If the alternative of those who want to replace the Constitution wins, there would be another peculiarity: the convention elected on April 11 will be joint, that is, composed in equal numbers by men and women.

Former President Ricardo Lagos (2000-2006) referred to this issue, voting: “We are facing the possibility of drafting the Constitution that we want.

For the first time, women will be on an equal footing in the constitutional convention and, what seems most important to me, is that young people are participating ”, added the former socialist president.

For the best positioned leader of the opposition with a view to the 2021 presidential elections, Daniel Jadue, mayor of the Recoleta municipality of the capital, this Sunday "is a historic day, which arrives for Chileans 30 years behind."

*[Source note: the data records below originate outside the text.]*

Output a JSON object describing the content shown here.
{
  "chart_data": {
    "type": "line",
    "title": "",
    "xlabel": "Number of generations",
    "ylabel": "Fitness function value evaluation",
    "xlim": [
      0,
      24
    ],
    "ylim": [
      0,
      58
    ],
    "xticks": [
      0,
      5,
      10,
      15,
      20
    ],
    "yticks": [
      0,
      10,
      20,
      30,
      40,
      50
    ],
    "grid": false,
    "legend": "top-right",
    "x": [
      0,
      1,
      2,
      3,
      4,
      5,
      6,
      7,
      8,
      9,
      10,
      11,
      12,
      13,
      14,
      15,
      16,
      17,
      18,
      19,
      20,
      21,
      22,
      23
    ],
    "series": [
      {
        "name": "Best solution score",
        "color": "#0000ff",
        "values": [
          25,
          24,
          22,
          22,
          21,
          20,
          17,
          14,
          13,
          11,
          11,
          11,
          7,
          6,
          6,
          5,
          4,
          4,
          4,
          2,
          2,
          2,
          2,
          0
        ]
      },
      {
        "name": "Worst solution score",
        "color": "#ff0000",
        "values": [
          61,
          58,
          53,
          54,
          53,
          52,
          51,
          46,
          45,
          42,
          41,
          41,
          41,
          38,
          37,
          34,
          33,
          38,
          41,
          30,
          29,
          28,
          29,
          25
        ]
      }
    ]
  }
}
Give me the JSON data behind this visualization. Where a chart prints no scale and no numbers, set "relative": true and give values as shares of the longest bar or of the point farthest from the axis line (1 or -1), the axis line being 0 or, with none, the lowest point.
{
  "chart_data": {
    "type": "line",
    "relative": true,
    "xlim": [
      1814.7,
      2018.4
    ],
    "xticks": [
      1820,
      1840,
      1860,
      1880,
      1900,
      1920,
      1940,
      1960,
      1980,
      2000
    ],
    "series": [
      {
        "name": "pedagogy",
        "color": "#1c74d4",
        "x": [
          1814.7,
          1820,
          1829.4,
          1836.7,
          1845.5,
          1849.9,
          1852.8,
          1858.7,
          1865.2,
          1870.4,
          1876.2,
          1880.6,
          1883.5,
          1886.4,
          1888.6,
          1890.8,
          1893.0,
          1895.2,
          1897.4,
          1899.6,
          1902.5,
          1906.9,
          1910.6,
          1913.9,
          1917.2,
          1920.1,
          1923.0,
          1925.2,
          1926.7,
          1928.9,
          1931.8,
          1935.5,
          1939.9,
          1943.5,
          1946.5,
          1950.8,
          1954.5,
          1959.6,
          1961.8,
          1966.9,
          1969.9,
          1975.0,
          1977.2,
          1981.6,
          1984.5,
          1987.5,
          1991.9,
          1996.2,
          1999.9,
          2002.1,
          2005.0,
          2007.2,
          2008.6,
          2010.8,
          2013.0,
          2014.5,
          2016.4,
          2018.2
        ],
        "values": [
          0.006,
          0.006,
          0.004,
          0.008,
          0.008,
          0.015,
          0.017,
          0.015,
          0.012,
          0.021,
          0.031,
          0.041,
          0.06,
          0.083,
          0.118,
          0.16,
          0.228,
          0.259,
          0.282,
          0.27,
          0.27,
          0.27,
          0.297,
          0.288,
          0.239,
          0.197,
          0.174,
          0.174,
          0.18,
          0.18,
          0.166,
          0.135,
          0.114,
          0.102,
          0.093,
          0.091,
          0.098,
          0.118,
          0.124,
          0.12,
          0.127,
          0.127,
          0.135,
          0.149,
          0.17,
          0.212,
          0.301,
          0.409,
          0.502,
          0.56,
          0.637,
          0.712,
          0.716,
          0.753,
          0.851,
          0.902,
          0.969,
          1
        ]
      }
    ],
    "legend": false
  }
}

Jadue is a member of the Communist Party, a group that did not join the agreement of all the political forces in Congress last November to make a new Constitution possible.

It was the institutional solution to a crisis that had Chilean democracy on the ropes, after the social upheavals that broke out in October 2019.

Chileans have also voted from outside the country.

In New Zealand, where due to the time change the tables have already been closed, the option of those who approve of changing the Constitution with 93% of the votes has won.

858 votes were registered, while in the second presidential round of 2017 there were only 121 votes.